Main Question or Discussion Point

This is too far behind me ( time-wise ), and I've gotten different answers from virtually every different online integral calculator . What is the integral of : ( 2.12068539072 x 10^-11 ) / x^2 from 6,378,100 to 1,500,000,000 ? Please only help if you really know your maths well .

 

[Drakkith]

I believe the top of the fraction can be brought to the outside of the integral, leaving you with 1/x² on the inside. Now it's a near-trivial integral with some large limits of integration. Do you know the antiderivative of 1/x²?

 

[Calton]

I just reposted this question cos I thought it didn't take. The integration - as far as I can determine comes to just : -1/x So then I think it gets worked out as
1/b - 1/a where they are ( respectively ) 1500000000 & 6378100 . The answer I get comes to : 1.5678650e-7 - Which I think is wrong.
I'm trying to calculate the average force on an O2 molecule 1,500,000,000 meters out from Earth - coming to ground. It SHOULD also be calculated as from infinity as well. Then I think it should cross check (when its arrival speed is calculated ) with the escape velocity for Earth ( 11.2 Km/s ) .

 

[Drakkith]

I'm about to head to bed, but I'll try to remember to come back to this after I wake up tomorrow.

 

[Erland]

I get 3.31081057847891 *10^-18 with GNU Octave.

 

[Delta2]

I think what you actually calculate with this integral is the work of the gravity force from 6378100 to 1500000000, you have to divide the value of the integral to the (1500000000-6378100) to get the average force.

 

[fresh_42]

I get 3.31081057847891 *10^-18 with GNU Octave.

The ordinary Windows calculator gives the same result.

 

[Calton]

I get 3.31081057847891 *10^-18 with GNU Octave.

Thank you Erland. - Yes, - I found, - many hours later, the same number that YOU have come up with. I'm going to have a look at that "GNU Octave" you've mentioned. - Once again, - many thanks.

 

[Calton]

I think what you actually calculate with this integral is the work of the gravity force from 6378100 to 1500000000, you have to divide the value of the integral to the (1500000000-6378100) to get the average force.

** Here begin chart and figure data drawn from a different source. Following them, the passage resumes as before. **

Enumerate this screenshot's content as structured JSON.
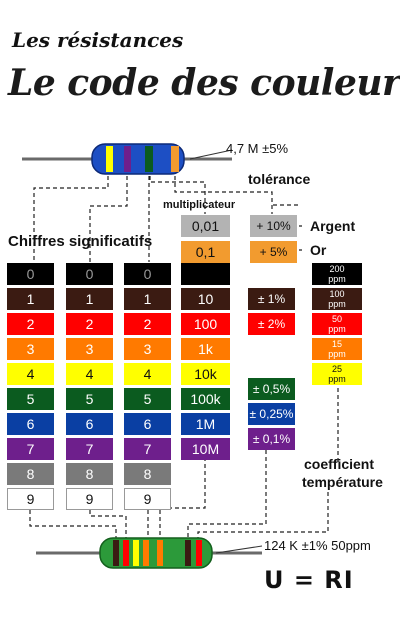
{
  "header": {
    "subtitle": "Les résistances",
    "title": "Le code des couleurs"
  },
  "top_resistor": {
    "label": "4,7 M ±5%"
  },
  "labels": {
    "tolerance": "tolérance",
    "multiplier": "multiplicateur",
    "significant_digits": "Chiffres significatifs",
    "temperature_coefficient_line1": "coefficient",
    "temperature_coefficient_line2": "température"
  },
  "digit_colors": [
    {
      "digit": "0",
      "color": "#000000"
    },
    {
      "digit": "1",
      "color": "#3b1b12"
    },
    {
      "digit": "2",
      "color": "#ff0000"
    },
    {
      "digit": "3",
      "color": "#ff7a00"
    },
    {
      "digit": "4",
      "color": "#ffff00"
    },
    {
      "digit": "5",
      "color": "#0b5b1f"
    },
    {
      "digit": "6",
      "color": "#0a3fa3"
    },
    {
      "digit": "7",
      "color": "#6e1f8c"
    },
    {
      "digit": "8",
      "color": "#7a7a7a"
    },
    {
      "digit": "9",
      "color": "#ffffff"
    }
  ],
  "multiplier_special": [
    {
      "value": "0,01",
      "color": "#b3b3b3"
    },
    {
      "value": "0,1",
      "color": "#f29b2f"
    }
  ],
  "multiplier_values": [
    "",
    "10",
    "100",
    "1k",
    "10k",
    "100k",
    "1M",
    "10M"
  ],
  "tolerance_special": [
    {
      "value": "+ 10%",
      "name": "Argent",
      "color": "#b3b3b3"
    },
    {
      "value": "+ 5%",
      "name": "Or",
      "color": "#f29b2f"
    }
  ],
  "tolerance_values": [
    {
      "value": "± 1%",
      "color": "#3b1b12"
    },
    {
      "value": "± 2%",
      "color": "#ff0000"
    },
    {
      "value": "± 0,5%",
      "color": "#0b5b1f"
    },
    {
      "value": "± 0,25%",
      "color": "#0a3fa3"
    },
    {
      "value": "± 0,1%",
      "color": "#6e1f8c"
    }
  ],
  "temp_coefficients": [
    {
      "value": "200",
      "unit": "ppm",
      "color": "#000000"
    },
    {
      "value": "100",
      "unit": "ppm",
      "color": "#3b1b12"
    },
    {
      "value": "50",
      "unit": "ppm",
      "color": "#ff0000"
    },
    {
      "value": "15",
      "unit": "ppm",
      "color": "#ff7a00"
    },
    {
      "value": "25",
      "unit": "ppm",
      "color": "#ffff00"
    }
  ],
  "bottom_resistor": {
    "label": "124 K ±1% 50ppm"
  },
  "formula": "U = RI"
}
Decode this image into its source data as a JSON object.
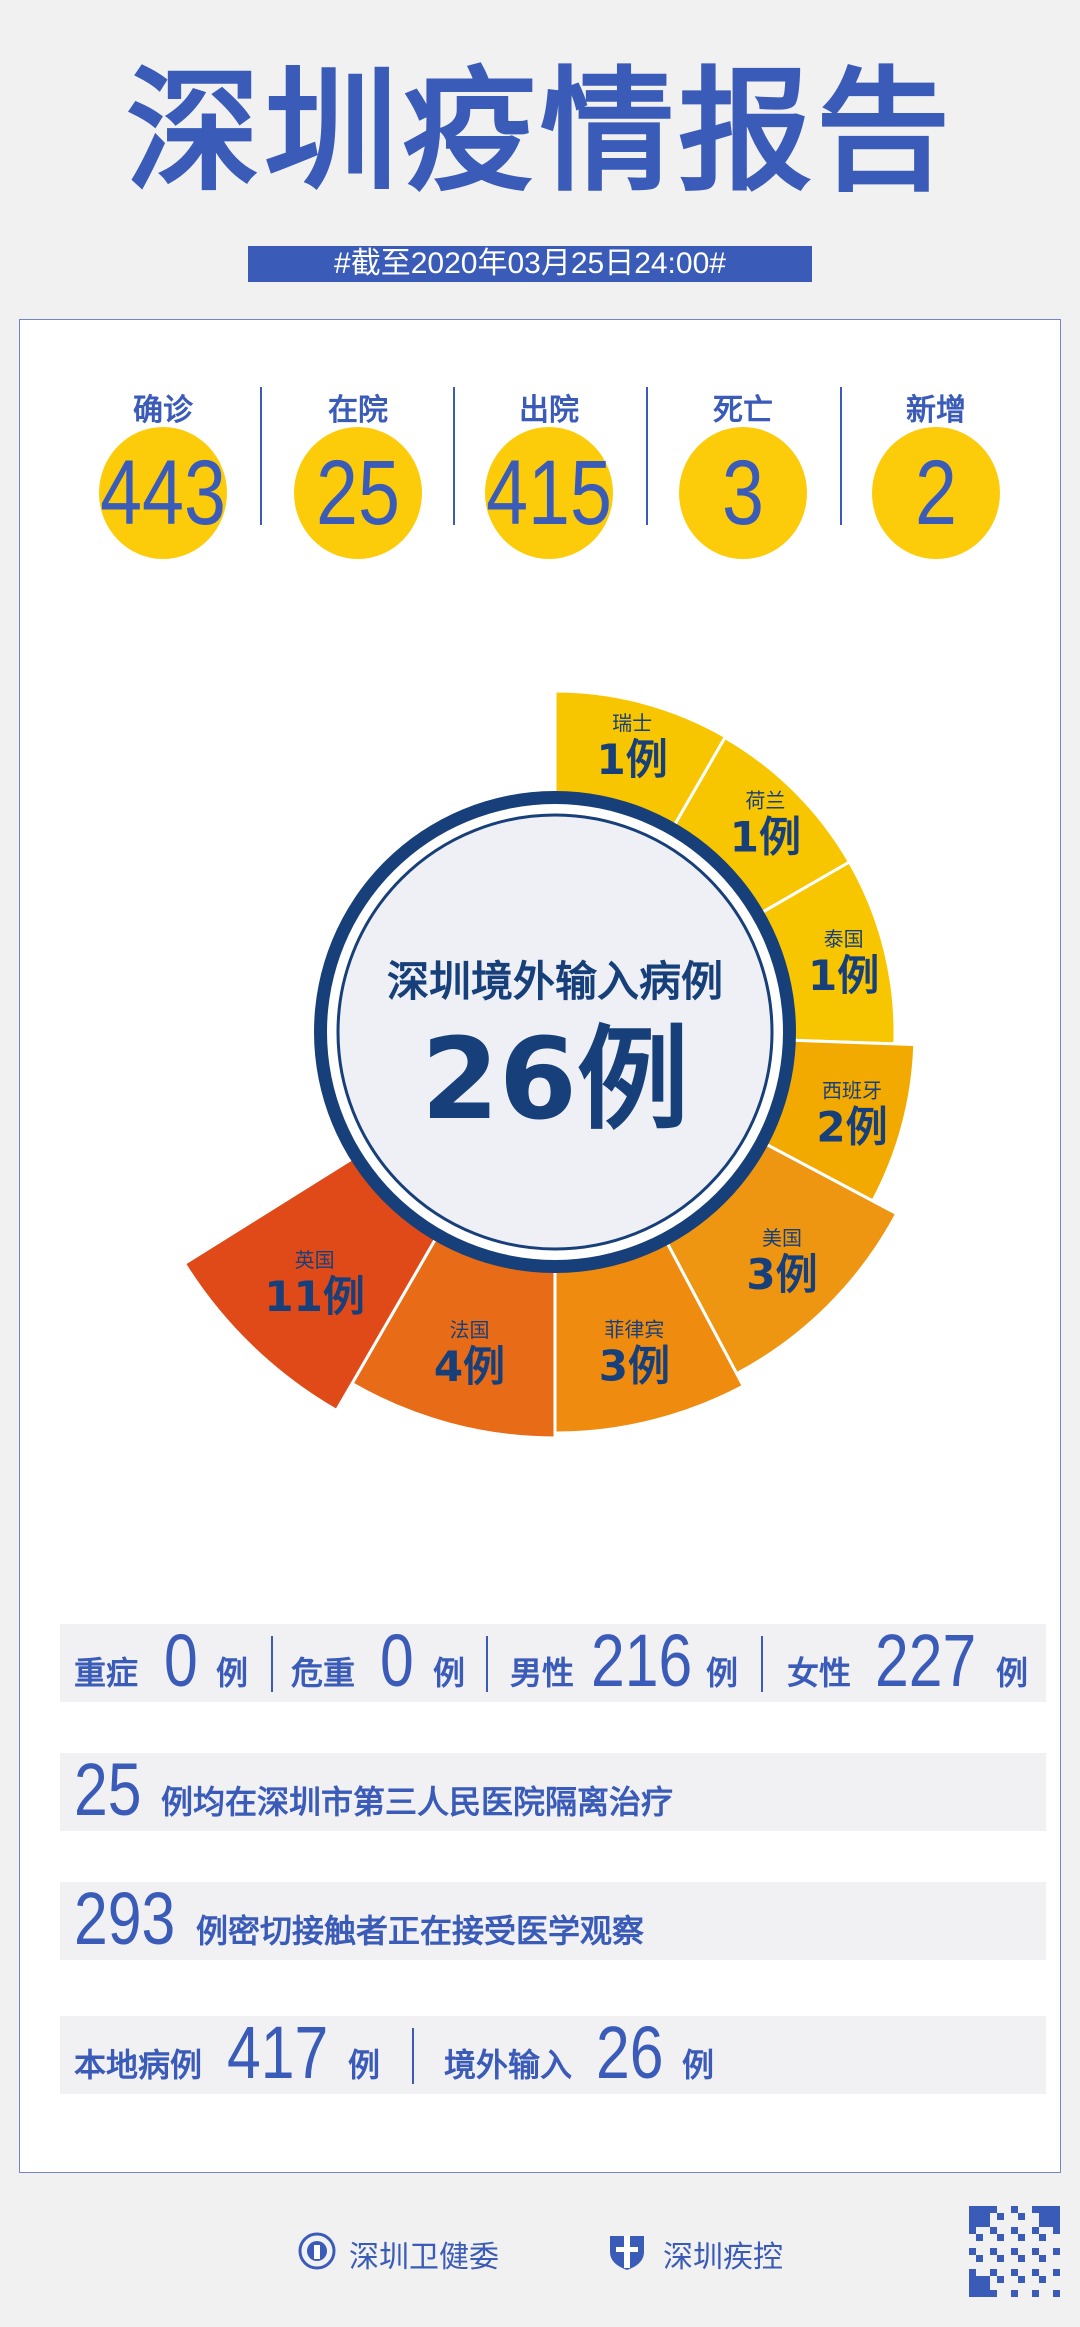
{
  "header": {
    "title": "深圳疫情报告",
    "date": "#截至2020年03月25日24:00#"
  },
  "stats": [
    {
      "label": "确诊",
      "value": "443"
    },
    {
      "label": "在院",
      "value": "25"
    },
    {
      "label": "出院",
      "value": "415"
    },
    {
      "label": "死亡",
      "value": "3"
    },
    {
      "label": "新增",
      "value": "2"
    }
  ],
  "chart_data": {
    "type": "pie",
    "title": "深圳境外输入病例",
    "total": "26例",
    "unit": "例",
    "categories": [
      "瑞士",
      "荷兰",
      "泰国",
      "西班牙",
      "美国",
      "菲律宾",
      "法国",
      "英国"
    ],
    "values": [
      1,
      1,
      1,
      2,
      3,
      3,
      4,
      11
    ],
    "colors": [
      "#f8c600",
      "#f8c600",
      "#f8c600",
      "#f2a900",
      "#ee9612",
      "#ef8c10",
      "#e86b18",
      "#e04a18"
    ],
    "center_color": "#173f7a"
  },
  "rows": {
    "severity": {
      "l1": "重症",
      "v1": "0",
      "u1": "例",
      "l2": "危重",
      "v2": "0",
      "u2": "例",
      "l3": "男性",
      "v3": "216",
      "u3": "例",
      "l4": "女性",
      "v4": "227",
      "u4": "例"
    },
    "hospital": {
      "value": "25",
      "text": "例均在深圳市第三人民医院隔离治疗"
    },
    "contacts": {
      "value": "293",
      "text": "例密切接触者正在接受医学观察"
    },
    "origin": {
      "l1": "本地病例",
      "v1": "417",
      "u1": "例",
      "l2": "境外输入",
      "v2": "26",
      "u2": "例"
    }
  },
  "footer": {
    "org1": "深圳卫健委",
    "org2": "深圳疾控"
  },
  "colors": {
    "brand_blue": "#3a5bb8",
    "yellow": "#fccc0a",
    "navy": "#173f7a"
  }
}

- Thank you Delta for you r effort too ! - Also : - No. The answer is the Work done. Then negating that answer, gives the Potential Energy accumulated by that
movement ( out to the greater distance ). - Once again many thanks.

 

[Calton]

Dear Delta,
- I must apologize for my reply to you. I was driving along in the car the next day, and realized how dumb what I wrote was. - You were basically correct, ( except you must negate like I said ) - then dividing by the distance gives the average force, - like you said. - Thanks again.